The reports delivered by Congressman Marco Bertaiolli welcomed suggestions of the amendments to ensure greater transparency to minorities, including:

  • Permission to replace books in closed companies with mechanized or electronic systems (amendment no. 5);
  • Reduction of the deadline for convening a general meeting from 30 to 21 days, in first call (amendment no. 163); and
  • Inclusion of CvM as authorized person to propose public civil actions claiming damages to investors (amendment no. 211).

In addition, the drafting incorporated the plural vote, substantially in the terms of amendment No. 17, including the limitations of ten votes per share and the rule that allows publicly held companies to create plural-voting shares only before the capital opening. According to the reports, the plural vote would have an initial term of seven years, and could be extended for any period, subject to approval by the same quorum required for the creation of shares with plural vote, excluding the holders of the shares whose plural vote is intended to be extended. The right of withdrawal would also be guaranteed to shareholders who deviate from the resolution of a deadline extension.

The provisions on plural voting would not apply to public companies, mixed economy corporations, their subsidiaries and controlled companies.

The opinion was approved by the Chamber of Deputies (Câmara dos Deputados) on the night of June 23,2021 and proceeds for consideration by the Senate.

Without the intention of detailing the discussions on the advantages and disadvantages of the adoption of plural voting in Brazilian law and the other changes proposed in the wording of MP 1,040, it is necessary to reflect whether:

  • corporate law should be changed exclusively to improve the country's ranking in the ranking Doing Business;
  • such changes, in particular those of a structural nature, should be implemented via provisional measure, without a broad debate with market players and
  • in the specific case of plural voting, it would be up to the law to regulate issues such as the number of votes allowed per share, the duration period and their intransferability.

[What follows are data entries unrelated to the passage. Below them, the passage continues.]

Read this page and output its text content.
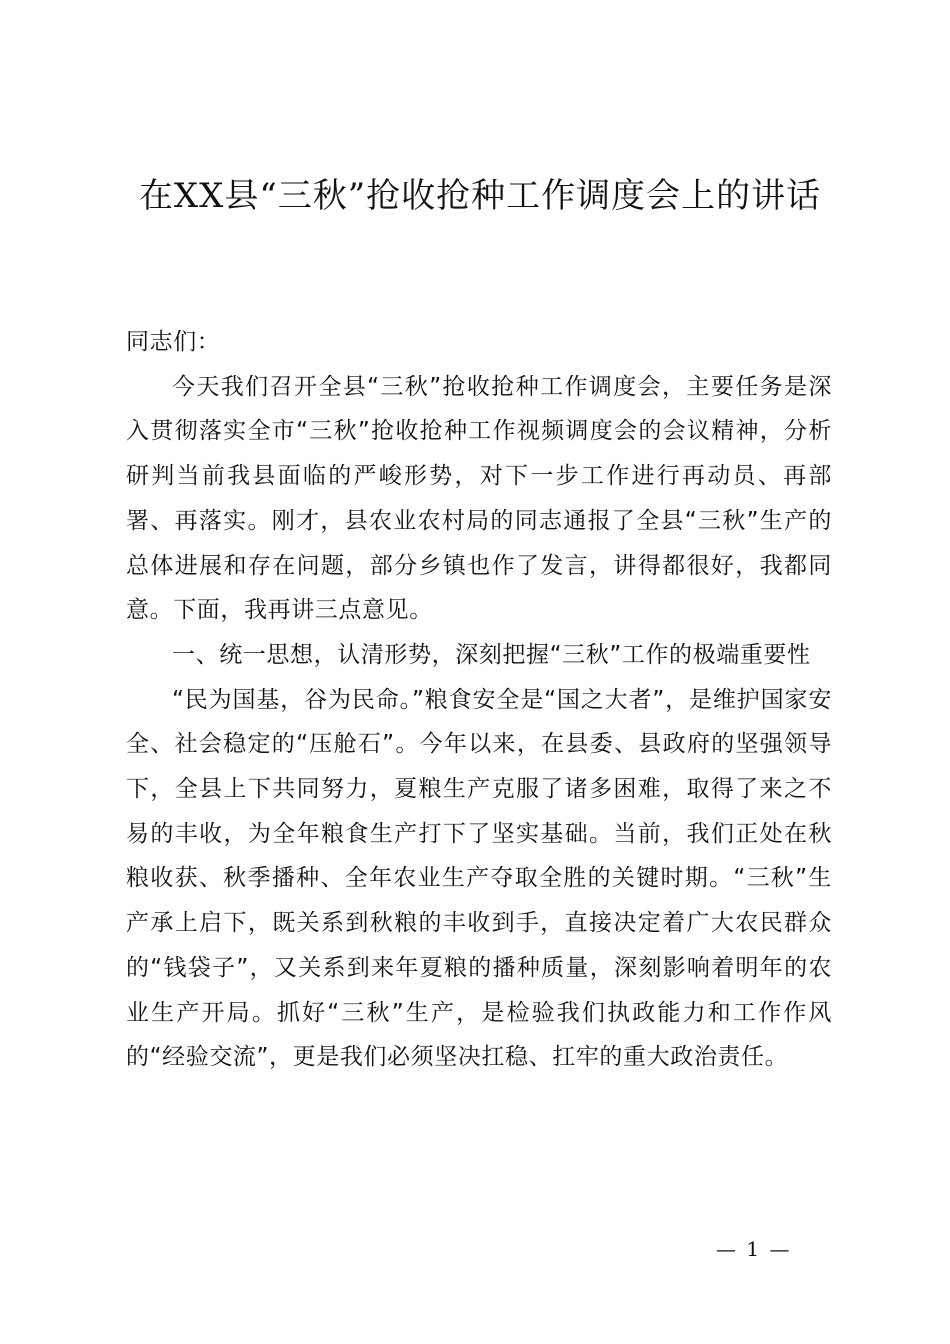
在XX县“三秋”抢收抢种工作调度会上的讲话

同志们：

今天我们召开全县“三秋”抢收抢种工作调度会，主要任务是深入贯彻落实全市“三秋”抢收抢种工作视频调度会的会议精神，分析研判当前我县面临的严峻形势，对下一步工作进行再动员、再部署、再落实。刚才，县农业农村局的同志通报了全县“三秋”生产的总体进展和存在问题，部分乡镇也作了发言，讲得都很好，我都同意。下面，我再讲三点意见。

一、统一思想，认清形势，深刻把握“三秋”工作的极端重要性

“民为国基，谷为民命。”粮食安全是“国之大者”，是维护国家安全、社会稳定的“压舱石”。今年以来，在县委、县政府的坚强领导下，全县上下共同努力，夏粮生产克服了诸多困难，取得了来之不易的丰收，为全年粮食生产打下了坚实基础。当前，我们正处在秋粮收获、秋季播种、全年农业生产夺取全胜的关键时期。“三秋”生产承上启下，既关系到秋粮的丰收到手，直接决定着广大农民群众的“钱袋子”，又关系到来年夏粮的播种质量，深刻影响着明年的农业生产开局。抓好“三秋”生产，是检验我们执政能力和工作作风的“经验交流”，更是我们必须坚决扛稳、扛牢的重大政治责任。

— 1 —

[1] The issues examined by the report include data on the degree of difficulty in (i) opening companies, including hiring employees; (ii) installation of the company in a given location (in addition to access to applicable licenses, registration of ownership and obtaining electricity); (iii) access to financial resources, including obtaining credit and protecting minority shareholders; (iv) day-to-day operation, such as tax payment, international trade and government contracting; and (v) business operation, including the Enforcement contract procedures and the handling of insolvency situations.